Lung Transplant

February 25, 2018

Sana Shariff
Department of Biology
Lake Forest College
Lake Forest, Illinois 60045

For a few years, all my siblings and I heard were coughs. Not the kind of coughs you use to get a person’s attention or to signal to a friend that he needs to stop talking, but the kind of cough that should have disappeared after a few days, a week tops. At first, we were told it was a result of asthma. However, as the years went by, not only did the cough remain, it became more violent! Thoughts about cancer surfaced as we urged our loved one to see a pulmonologist. A few appointments later, we were given bittersweet news: our mother did not have cancer but was suffering from a Type I hypersensitivity that was robbing her of her lungs every day, slowly making it more and more difficult to breathe. The physicians concluded that if she did not receive a lung transplant, her lungs would eventually cease to function, and you know the rest. Lung transplant is a little atypical, at least in my mind. When I thought of transplants, I commonly associated them with kidneys because kidney transplant is much more common. In fact, according to the United States Department of Health and Human services, there are 3,676 people on the waiting list for a kidney transplant and 24 for a lung transplant in just the state of Illinois. Nevertheless, like any transplant, the procedure for lung transplants is complex, and the pre- and post-operative appointments are numerous.

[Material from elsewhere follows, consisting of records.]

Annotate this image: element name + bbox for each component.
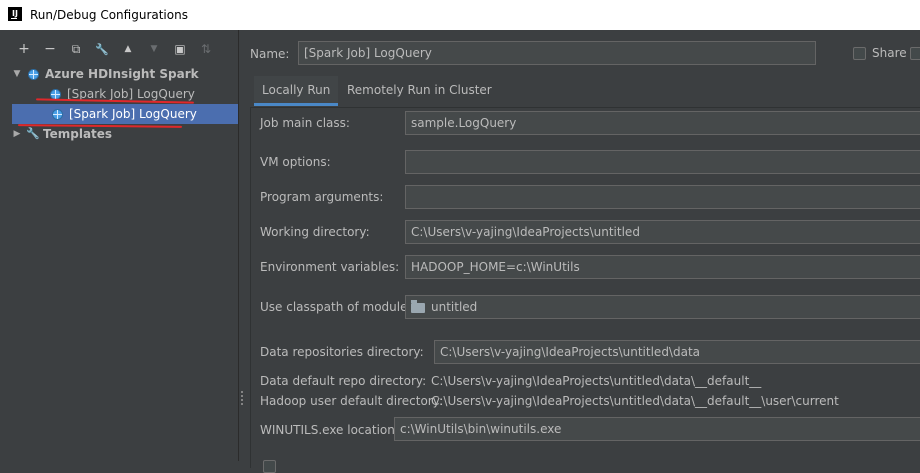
data-repositories-label: Data repositories directory: — [260, 345, 424, 359]
panel-splitter-handle[interactable] — [240, 390, 244, 406]
window-title: Run/Debug Configurations — [30, 8, 188, 22]
hadoop-user-default-value: C:\Users\v-yajing\IdeaProjects\untitled\… — [431, 394, 839, 408]
hadoop-user-default-label: Hadoop user default directory: — [260, 394, 443, 408]
data-default-repo-label: Data default repo directory: — [260, 374, 427, 388]
working-directory-label: Working directory: — [260, 225, 370, 239]
tree-item-label: [Spark Job] LogQuery — [69, 107, 197, 121]
move-down-icon[interactable]: ▼ — [144, 38, 164, 60]
tree-group-label: Templates — [43, 127, 113, 141]
window-title-bar: IJ Run/Debug Configurations — [0, 0, 920, 30]
config-tabs: Locally Run Remotely Run in Cluster — [250, 76, 920, 106]
add-icon[interactable]: + — [14, 38, 34, 60]
name-label: Name: — [250, 47, 290, 61]
expand-arrow-icon[interactable]: ▼ — [12, 69, 22, 79]
data-repositories-input[interactable]: C:\Users\v-yajing\IdeaProjects\untitled\… — [434, 340, 920, 364]
program-arguments-input[interactable] — [405, 185, 920, 209]
vm-options-label: VM options: — [260, 155, 331, 169]
collapse-arrow-icon[interactable]: ▶ — [12, 129, 22, 139]
tree-group-label: Azure HDInsight Spark — [45, 67, 199, 81]
folder-icon — [411, 299, 425, 313]
tree-group-azure-hdinsight-spark[interactable]: ▼ Azure HDInsight Spark — [12, 64, 238, 84]
tree-item-spark-job-2[interactable]: [Spark Job] LogQuery — [12, 104, 238, 124]
tab-remotely-run-in-cluster[interactable]: Remotely Run in Cluster — [339, 76, 500, 104]
name-input[interactable]: [Spark Job] LogQuery — [298, 41, 816, 65]
winutils-location-input[interactable]: c:\WinUtils\bin\winutils.exe — [394, 417, 920, 441]
partial-checkbox[interactable] — [910, 47, 920, 60]
move-up-icon[interactable]: ▲ — [118, 38, 138, 60]
data-default-repo-value: C:\Users\v-yajing\IdeaProjects\untitled\… — [431, 374, 762, 388]
remove-icon[interactable]: − — [40, 38, 60, 60]
sort-icon[interactable]: ⇅ — [196, 38, 216, 60]
copy-icon[interactable]: ⧉ — [66, 38, 86, 60]
intellij-app-icon: IJ — [8, 7, 22, 21]
new-folder-icon[interactable]: ▣ — [170, 38, 190, 60]
program-arguments-label: Program arguments: — [260, 190, 384, 204]
configurations-sidebar: + − ⧉ 🔧 ▲ ▼ ▣ ⇅ ▼ Azure HDInsight Spark … — [0, 30, 239, 461]
tab-locally-run[interactable]: Locally Run — [254, 76, 339, 106]
classpath-module-label: Use classpath of module: — [260, 300, 412, 314]
wrench-icon[interactable]: 🔧 — [92, 38, 112, 60]
environment-variables-input[interactable]: HADOOP_HOME=c:\WinUtils — [405, 255, 920, 279]
environment-variables-label: Environment variables: — [260, 260, 400, 274]
main-class-label: Job main class: — [260, 116, 350, 130]
main-class-input[interactable]: sample.LogQuery — [405, 111, 920, 135]
classpath-module-select[interactable]: untitled — [405, 295, 920, 319]
working-directory-input[interactable]: C:\Users\v-yajing\IdeaProjects\untitled — [405, 220, 920, 244]
configuration-editor: Name: [Spark Job] LogQuery Share Locally… — [246, 30, 920, 473]
globe-icon — [28, 68, 39, 80]
locally-run-panel: Job main class: sample.LogQuery VM optio… — [250, 107, 920, 473]
configurations-toolbar: + − ⧉ 🔧 ▲ ▼ ▣ ⇅ — [0, 38, 238, 60]
share-label: Share — [872, 46, 907, 60]
globe-icon — [52, 108, 63, 120]
vm-options-input[interactable] — [405, 150, 920, 174]
wrench-icon: 🔧 — [26, 127, 40, 140]
share-checkbox[interactable] — [853, 47, 866, 60]
classpath-module-value: untitled — [431, 300, 478, 314]
winutils-location-label: WINUTILS.exe location: — [260, 423, 399, 437]
bottom-checkbox[interactable] — [263, 460, 276, 473]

As a patient requiring transplant, the tests leading up to the procedure are numerous. For my mother’s case, these tests are called Phase 1. In this phase, the patient meets with virtually every specialist and undergoes several tests in order to determine whether the patient is a suitable candidate for the transplant. The data is also important for matching. Donor match is not simple. It is based on size; for example a 7 foot tall individual cannot match my 5 foot tall mother. Also, there is a chance that the lungs may be infected without knowing; this is known as allograft failure. The goal of any transplant is to match the donor lungs as closely as possible to the recipient host in order to prevent the host from rejecting the organ.

When Phase 1 is complete, the transplant team makes a decision regarding whether the candidate is suitable to move forward. Phase 1 is about the LAS score or Lung Allocation Score. This score determines if a candidate is eligible for transplant and the likelihood of a successful transplant. If the candidate is suitable (and higher priority depending on the condition), then, as is the case with my mother, the patient moves to Phase 2 where she waits patiently for an organ. If an organ that matches her physical and biological makeup is available, then it becomes a race. A race for the patient to get to the hospital as well as a race for the transplant team to verify the soundness of the lung by palpating lung tissue for lumps or any potential abnormalities. If the transplant team concludes that the lung is suitable for transplant, then the hospital will begin prepping the patient for surgery.

The surgery itself is long and complex, lasting about 15 hours. Assuming that the surgery is successful, the patient stays at the hospital for seven days to three months for observation and testing purposes. The goal is for the patient to not have allograft failure. Allograft failure is the complete rejection of the organ. There are 3 forms of allograft failure: Acute, X, and XY. Acute is instant rejection; X is rejection over 1 or 2 weeks; XY is rejection over 1 year time span. After discharge from the hospital, the patient is not done. In fact, the patient will have to see the transplant team as well as several specialists several times for the first six months post-surgery. In addition to appointments, patients will have to be on lifelong immunosuppressants. Immunosuppressants are medications that prevent immune response or rejection of the lungs.

So there you have it. A lung transplant may not be cancer, but the procedures, complications, and risks can be just as involved as cancer-related treatments. Being a recipient of a lung transplant is scary, mainly because of the possibility of rejection. The survival rate of rejections is 80% for the first year. With that being said, however, prognosis has been increasingly positive. Statistics are illustrating greater survival rates post-transplant.

The saddest portion of my mother’s story is that she may not have needed a transplant. As a palliative care, geriatrics, and internal medicine specialist, her disease was a product of an old Cook County Hospital building where she worked for 25 years. When my mother receives her transplant, her greatest challenge will be to forgo her academic research and to forgo her patient care. She loves her job very much, and she will have to affect patients’ lives without patient contact. 

References

Kelly, Maggie. “Lung Transplant- What you should know.” Lung Transplant Educational Seminar. Lung Transplant Educational Seminar, 26 June 2017, Chicago, IL , 251 E Huron St, Chicago, IL 60611.

Thabut, Gabriel, et al. “Survival benefit of lung transplantation for patients with idiopathic pulmonary fibrosis.” The Journal of Thoracic and Cardiovascular Surgery, vol. 126, no. 2, Aug. 2003, pp. 469–475., Accessed 7 Aug. 2017.

“Working together. Saving lives.” UNOS, www.unos.org/. Accessed 5 Aug. 2017.